Deep Deterministic Policy Gradient (DDPG) in Gluon

Is there any example implementation of Deep Deterministic Policy Gradient (DDPG) for the Gluon API? If there isn’t one, can someone help me with the implementation?
I tried to implement it by myself but I got stuck at the point where I have to update my actor network.

I implemented the following training routine:

if do_training():
    # Sample random batch from replay buffer
    states, actions, rewards, next_states, terminals  = replay_buffer.sample(batch_size=BATCH_SIZE)
    # Calculate target y with actor and critic target networks
    target_actions = actor_target(next_states)
    target_qvalues = critic_target(next_states, target_actions)
    y = rewards + (1.0 - terminals) * DISCOUNT_FACTOR * target_qvalues

    # Update critic network by minimizing reward prediction error
    with autograd.record():
        qvalues = critic(states, actions)
        loss = l2_loss(qvalues, y)
    trainer_critic.step(BATCH_SIZE)  # actual update with gluon.trainer

    # Let actor propose particular action for given state 
    actor_action = actor(states)

    # Compute Q(state, action) and backpropagate w.r.t. actions
    with autograd.record():
        qvalues = critic(states, actor_action)
    action_gradients = actor_action.grad

My first problem is, that all the gradients of action_gradients are the same for the whole batch, so I am not sure if this is correct. My second problem is that I do not know how to proceed with the algorithm. How can I update the actor weights with the calculated gradients from the critic network?

Hi @nifeles,

You should have a trainer for the critic network and another for the actor network, and these are used to update the parameters of the networks. You don’t seem to run the actor while using autograd, so the gradients won’t be passed all the way back to the actor parameters. Also is qvalues actually a loss you’re trying to minimize?
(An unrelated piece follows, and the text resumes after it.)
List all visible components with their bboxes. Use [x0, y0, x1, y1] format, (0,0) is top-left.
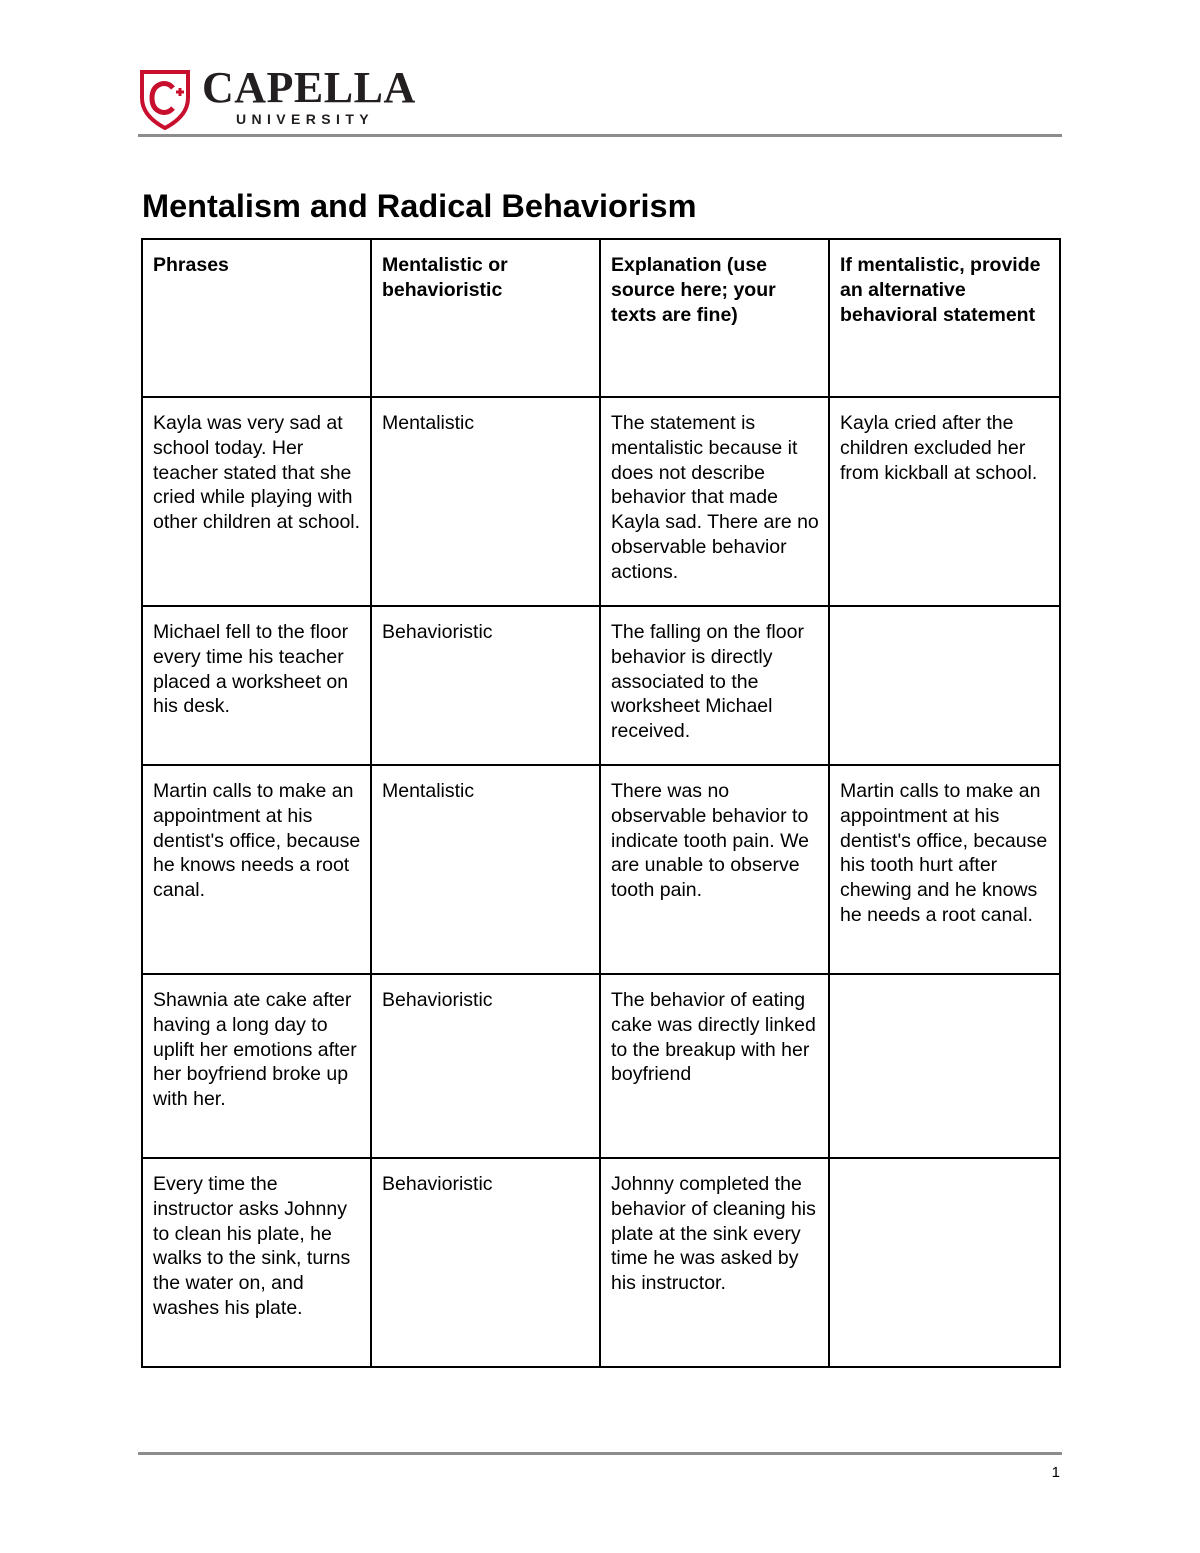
table-row	[142, 606, 1060, 765]
capella-shield-icon	[140, 68, 190, 130]
table-row	[142, 974, 1060, 1158]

I see you’re trying to manually grab the gradients on the action, presumably so you can mirror the paper where they get those gradients, and then multiply them by gradients for when you run the actor forward. While you can do it like that, in effect you’re just doing backprop manually, when autograd could do it for you. That is, modify to:

with autograd.record():
        qvalues = critic(states, actor(states))
        actor_loss = -1 * qvalues  # if we want to maximize q-values with a minimizer, you need to multiply by -1

Importantly for this to work though, you need to make sure that your actor trainer is only operating on the actor network parameters and not the critic parameters. Otherwise the optimization will affect the critic parameters which you don’t want to do in the actor update!


Yes, I tried to mirror the paper and I wanted to calculate J = dQ/da dMu/dTheta manually. I did not understand that I can just maximize the Q-values here. Thank you both very much for your answers, you helped me a lot.